O interrogatório dos alvos representa a última etapa do inquérito antes de ser concluído. O depoimento havia sido adiado a pedido da defesa e depois foi remarcado pela PF para o fim deste mês.
Vorcaro e o pai estão presos preventivamente no âmbito desse inquérito que faz parte da terceira e sexta fase da Operação Compliance Zero, que apura as irregularidades envolvendo Vorcaro e o Master. O relator do caso, ministro do Supremo Tribunal Federal (STF) André Mendonça, apontou que o funcionamento dos grupos colocavam em risco as apurações em curso e, por isso, decretou a detenção deles.
O depoimento deve ocorrer por meio de videoconferência na parte da tarde do dia 30. Vorcaro está preso no 19º Batalhão da Polícia Militar, conhecido como “Papudinha”, em Brasília; e o pai está detido na Penitenciária Nelson Hungria, em Contagem (MG). Os delegados devem fazer as perguntas da sede da corporação na capital federal.
De acordo com as investigações, o pai de Vorcaro era responsável pelos pagamentos ao grupo A” Turma”, que era comandado por Luiz Phillipi Machado de Moraes Mourão, apelidado de Sicário. Ele também foi preso por ordem de Mendonça e tentou se matar na carceragem da PF, em Minas Gerais. Dias depois, ele morreu no hospital em decorrência do ato extremo.
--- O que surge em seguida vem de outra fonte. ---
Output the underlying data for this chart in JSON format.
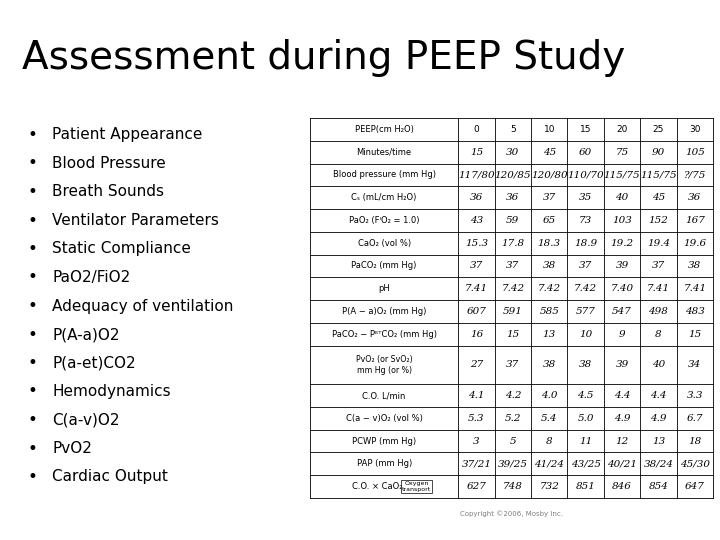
{
  "title": "Assessment during PEEP Study",
  "title_fontsize": 28,
  "background_color": "#ffffff",
  "bullet_items": [
    "Patient Appearance",
    "Blood Pressure",
    "Breath Sounds",
    "Ventilator Parameters",
    "Static Compliance",
    "PaO2/FiO2",
    "Adequacy of ventilation",
    "P(A-a)O2",
    "P(a-et)CO2",
    "Hemodynamics",
    "C(a-v)O2",
    "PvO2",
    "Cardiac Output"
  ],
  "bullet_fontsize": 11,
  "col_headers": [
    "0",
    "5",
    "10",
    "15",
    "20",
    "25",
    "30"
  ],
  "row_labels": [
    "PEEP(cm H₂O)",
    "Minutes/time",
    "Blood pressure (mm Hg)",
    "Cₛ (mL/cm H₂O)",
    "PaO₂ (FᴵO₂ = 1.0)",
    "CaO₂ (vol %)",
    "PaCO₂ (mm Hg)",
    "pH",
    "P(A − a)O₂ (mm Hg)",
    "PaCO₂ − PᴱᵀCO₂ (mm Hg)",
    "PvO₂ (or SvO₂)\nmm Hg (or %)",
    "C.O. L/min",
    "C(a − v)O₂ (vol %)",
    "PCWP (mm Hg)",
    "PAP (mm Hg)",
    "C.O. × CaO₂"
  ],
  "table_data": [
    [
      "15",
      "30",
      "45",
      "60",
      "75",
      "90",
      "105"
    ],
    [
      "117/80",
      "120/85",
      "120/80",
      "110/70",
      "115/75",
      "115/75",
      "?/75"
    ],
    [
      "36",
      "36",
      "37",
      "35",
      "40",
      "45",
      "36"
    ],
    [
      "43",
      "59",
      "65",
      "73",
      "103",
      "152",
      "167"
    ],
    [
      "15.3",
      "17.8",
      "18.3",
      "18.9",
      "19.2",
      "19.4",
      "19.6"
    ],
    [
      "37",
      "37",
      "38",
      "37",
      "39",
      "37",
      "38"
    ],
    [
      "7.41",
      "7.42",
      "7.42",
      "7.42",
      "7.40",
      "7.41",
      "7.41"
    ],
    [
      "607",
      "591",
      "585",
      "577",
      "547",
      "498",
      "483"
    ],
    [
      "16",
      "15",
      "13",
      "10",
      "9",
      "8",
      "15"
    ],
    [
      "27",
      "37",
      "38",
      "38",
      "39",
      "40",
      "34"
    ],
    [
      "4.1",
      "4.2",
      "4.0",
      "4.5",
      "4.4",
      "4.4",
      "3.3"
    ],
    [
      "5.3",
      "5.2",
      "5.4",
      "5.0",
      "4.9",
      "4.9",
      "6.7"
    ],
    [
      "3",
      "5",
      "8",
      "11",
      "12",
      "13",
      "18"
    ],
    [
      "37/21",
      "39/25",
      "41/24",
      "43/25",
      "40/21",
      "38/24",
      "45/30"
    ],
    [
      "627",
      "748",
      "732",
      "851",
      "846",
      "854",
      "647"
    ]
  ],
  "copyright_text": "Copyright ©2006, Mosby Inc.",
  "oxygen_transport_label": "Oxygen\ntransport"
}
Na quarta-feira, a defesa de Henrique pediu a revogação da prisão preventiva, alegando que ele está há mais de 90 dias atrás das grades sem que a Justiça tenha analisado os seus recursos. Ao longo desse período, Henrique Vorcaro enviou pelo menos duas cartas a Mendonça se declarando inocente e dizendo que “corre risco” no presídio devido ao seu quadro de saúde. O pai do banqueiro sofre de problemas de pressão alta e diverticulite (inflamação no intestino grosso).
Cautela em meio à crise no Supremo
Em meio à crise deflagrada no Supremo Tribunal Federal (STF) a respeito das investigações sobre o caso Master, a Polícia Federal passou a adotar cautela sobre ações futuras. No último domingo, o presidente da Corte, Edson Fachin, determinou que os processos fossem remetidos à Presidência do tribunal, em meio a questionamentos de viés político sobre a conduta do relator, André Mendonça.
Enquanto não há uma definição no STF sobre o destino do caso, a PF tem mantido a análise de documentos já coletados em fases anteriores da Operação, mas considera que novos pedidos, como quebras de sigilo ou diligências para buscas e apreensões, terão de esperar. A avaliação é que as demandas ficariam represadas, já que no momento o processo está sendo analisado pelo presidente da Corte, que não é o relator.
Os dois inquéritos do caso Master mais avançados até agora são o do esquema da “Turma” e da suposta propina paga aos servidores do Banco Central. Segundo investigadores, essas duas apurações devem ser finalizadas até novembro. E seriam as primeiras a trazer o indiciamento do dono do Master e de seu pai.
“Ambas as investigações se encontram em estágio avançado, pendentes apenas a conclusão das análises bancárias e o exame do material apreendido. As oitivas relacionadas aos fatos já foram iniciadas, com previsão de conclusão nos próximos 60 dias”, diz trecho de relatório da PF, assinado no dia 27 de agosto. As informações são do jornal O Globo.